海外旅行保険は最高3,000万円(利用付帯)で、年会費の割には手厚い部類です。freeeや弥生会計とのAPI連携に対応しており、経費管理もスムーズです。
注意点はJCBブランドの海外加盟店カバー率です。東南アジアの一部やハワイ・グアムではJCBが強いですが、ヨーロッパやアフリカでは加盟店が限られます。JCBの海外利用についてはJCBカード海外利用ガイドで詳しく解説しています。海外出張のメインカードとしてはVISA/Mastercardを別途持ち、JCB CARD Bizは経費管理と保険のために使う、という組み合わせが現実的です。
楽天ビジネスカード ― 楽天プレミアムカードとの組み合わせが前提
楽天ビジネスカードは、楽天プレミアムカード(年会費11,000円)の追加カードとして発行されます。ビジネスカード単体の年会費は2,200円ですが、合計で13,200円のコストがかかる点は理解しておく必要があります。
メリットは楽天プレミアムカードに付帯するプライオリティパス(利用回数無制限)を出張で活用できることです。個人用の楽天プレミアムカードと、経費用の楽天ビジネスカードを使い分けることで、明細の分離と空港ラウンジの利用を両立できます。
楽天市場でのポイント還元率が高いため、出張用の消耗品(モバイルバッテリー、変換プラグなど)を楽天で購入すれば、ポイントの恩恵も受けられます。
国際ブランドはVISAのみ。海外での加盟店数は問題ありません。
経費精算を効率化する3つのポイント
カードを選んだ後の話になりますが、経費精算の効率は運用の仕方で大きく変わります。出張回数が多い方ほど、この運用設計が時間の節約に直結します。

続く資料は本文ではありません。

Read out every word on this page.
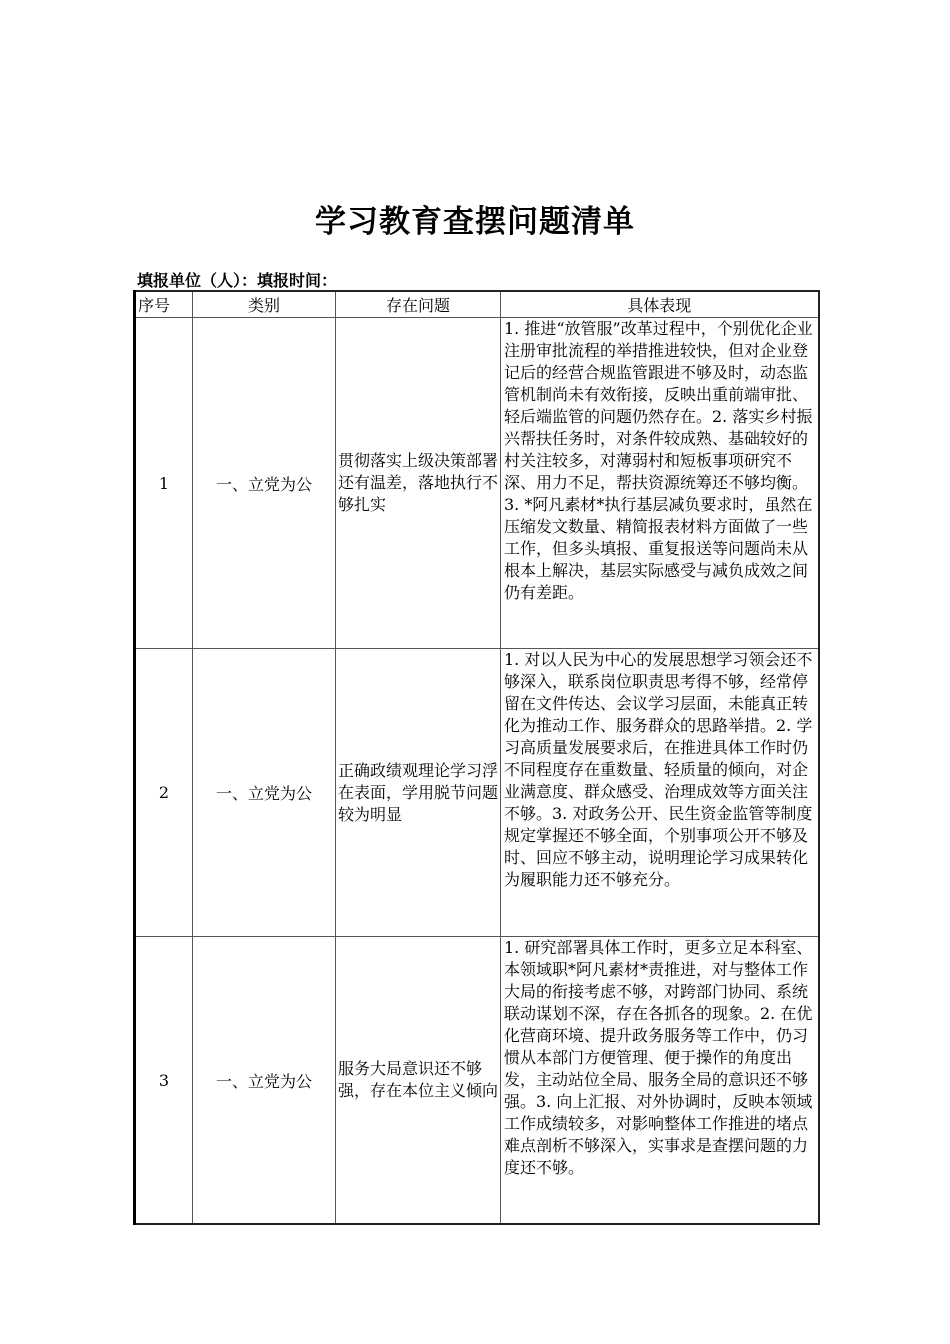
学习教育查摆问题清单
填报单位（人）：填报时间：
序号	类别	存在问题	具体表现
1	一、立党为公	贯彻落实上级决策部署还有温差，落地执行不够扎实	1. 推进“放管服”改革过程中，个别优化企业注册审批流程的举措推进较快，但对企业登记后的经营合规监管跟进不够及时，动态监管机制尚未有效衔接，反映出重前端审批、轻后端监管的问题仍然存在。2. 落实乡村振兴帮扶任务时，对条件较成熟、基础较好的村关注较多，对薄弱村和短板事项研究不深、用力不足，帮扶资源统筹还不够均衡。3. *阿凡素材*执行基层减负要求时，虽然在压缩发文数量、精简报表材料方面做了一些工作，但多头填报、重复报送等问题尚未从根本上解决，基层实际感受与减负成效之间仍有差距。
2	一、立党为公	正确政绩观理论学习浮在表面，学用脱节问题较为明显	1. 对以人民为中心的发展思想学习领会还不够深入，联系岗位职责思考得不够，经常停留在文件传达、会议学习层面，未能真正转化为推动工作、服务群众的思路举措。2. 学习高质量发展要求后，在推进具体工作时仍不同程度存在重数量、轻质量的倾向，对企业满意度、群众感受、治理成效等方面关注不够。3. 对政务公开、民生资金监管等制度规定掌握还不够全面，个别事项公开不够及时、回应不够主动，说明理论学习成果转化为履职能力还不够充分。
3	一、立党为公	服务大局意识还不够强，存在本位主义倾向	1. 研究部署具体工作时，更多立足本科室、本领域职*阿凡素材*责推进，对与整体工作大局的衔接考虑不够，对跨部门协同、系统联动谋划不深，存在各抓各的现象。2. 在优化营商环境、提升政务服务等工作中，仍习惯从本部门方便管理、便于操作的角度出发，主动站位全局、服务全局的意识还不够强。3. 向上汇报、对外协调时，反映本领域工作成绩较多，对影响整体工作推进的堵点难点剖析不够深入，实事求是查摆问题的力度还不够。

1つ目は、利用明細のCSV一括ダウンロードです。今回取り上げた5枚はすべてCSV出力に対応していますが、出力できる項目(利用日、利用先名、通貨、金額)のフォーマットはカード会社ごとに異なります。自社の会計ソフトにインポートしやすいフォーマットかどうかは、カード発行前に確認しておくと後悔が少ないです。

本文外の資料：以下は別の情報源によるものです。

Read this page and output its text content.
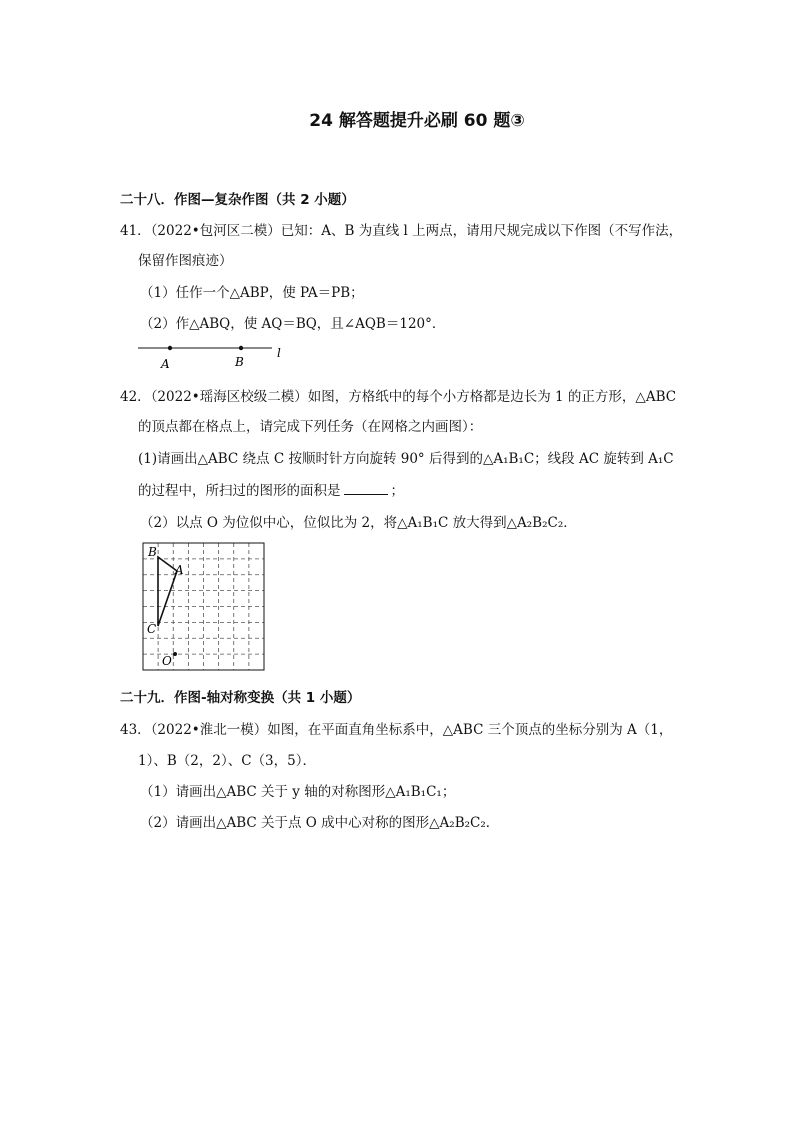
24 解答题提升必刷 60 题③
二十八．作图—复杂作图（共 2 小题）
41．（2022•包河区二模）已知：A、B 为直线 l 上两点，请用尺规完成以下作图（不写作法，
保留作图痕迹）
（1）任作一个△ABP，使 PA＝PB；
（2）作△ABQ，使 AQ＝BQ，且∠AQB＝120°．
A	B
l
42．（2022•瑶海区校级二模）如图，方格纸中的每个小方格都是边长为 1 的正方形，△ABC
的顶点都在格点上，请完成下列任务（在网格之内画图）：
(1)请画出△ABC 绕点 C 按顺时针方向旋转 90° 后得到的△A₁B₁C；线段 AC 旋转到 A₁C
的过程中，所扫过的图形的面积是	；
（2）以点 O 为位似中心，位似比为 2，将△A₁B₁C 放大得到△A₂B₂C₂．
B
A
C
O
二十九．作图-轴对称变换（共 1 小题）
43．（2022•淮北一模）如图，在平面直角坐标系中，△ABC 三个顶点的坐标分别为 A（1，
1）、B（2，2）、C（3，5）．
（1）请画出△ABC 关于 y 轴的对称图形△A₁B₁C₁；
（2）请画出△ABC 关于点 O 成中心对称的图形△A₂B₂C₂．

2つ目は、会計ソフトとのAPI連携です。freeeやマネーフォワード、弥生会計との連携に対応しているカードであれば、利用データが自動的に会計ソフトに取り込まれます。手入力が不要になるため、転記ミスもなくなります。セゾンプラチナ・ビジネス・アメックスとJCB CARD Bizは、この連携が特にスムーズです。
3つ目は、出張専用カードの徹底です。ビジネスカードを作っても、つい個人的な支出で使ってしまうと明細が混在して精算が面倒になります。「このカードは出張経費にしか使わない」というルールを自分に課すことで、明細=経費レポートという状態を維持できます。

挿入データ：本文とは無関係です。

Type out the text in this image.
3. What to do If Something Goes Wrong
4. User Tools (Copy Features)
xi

保険の観点 ― 出張特有のリスクをどこまでカバーできるか
海外出張の保険で重要なのは、旅行保険とは異なるリスクへの備えです。
出張中に最も発生頻度が高いのは、航空機の遅延・欠航によるスケジュール崩壊です。商談や会議に間に合わないという事態は、旅行の遅延とは損害の質が違います。航空機遅延保険が付帯しているカードであれば、遅延による追加の宿泊費や食事代が補償されます。今回の5枚ではアメックス・ビジネス・ゴールドとセゾンプラチナ・ビジネス・アメックスが対応しています。
携行品損害もビジネスパーソンには重要です。ノートPCやタブレット、プレゼン資料の入ったUSBメモリなど、出張にはビジネスツールを持ち歩きます。携行品損害補償があれば、盗難や破損時に修理費や買い替え費用の一部がカバーされます。ただし、1品あたりの上限額(多くは10万円程度)がある点は注意が必要です。高額なノートPCの場合、カード付帯保険だけでは不十分なことがあります。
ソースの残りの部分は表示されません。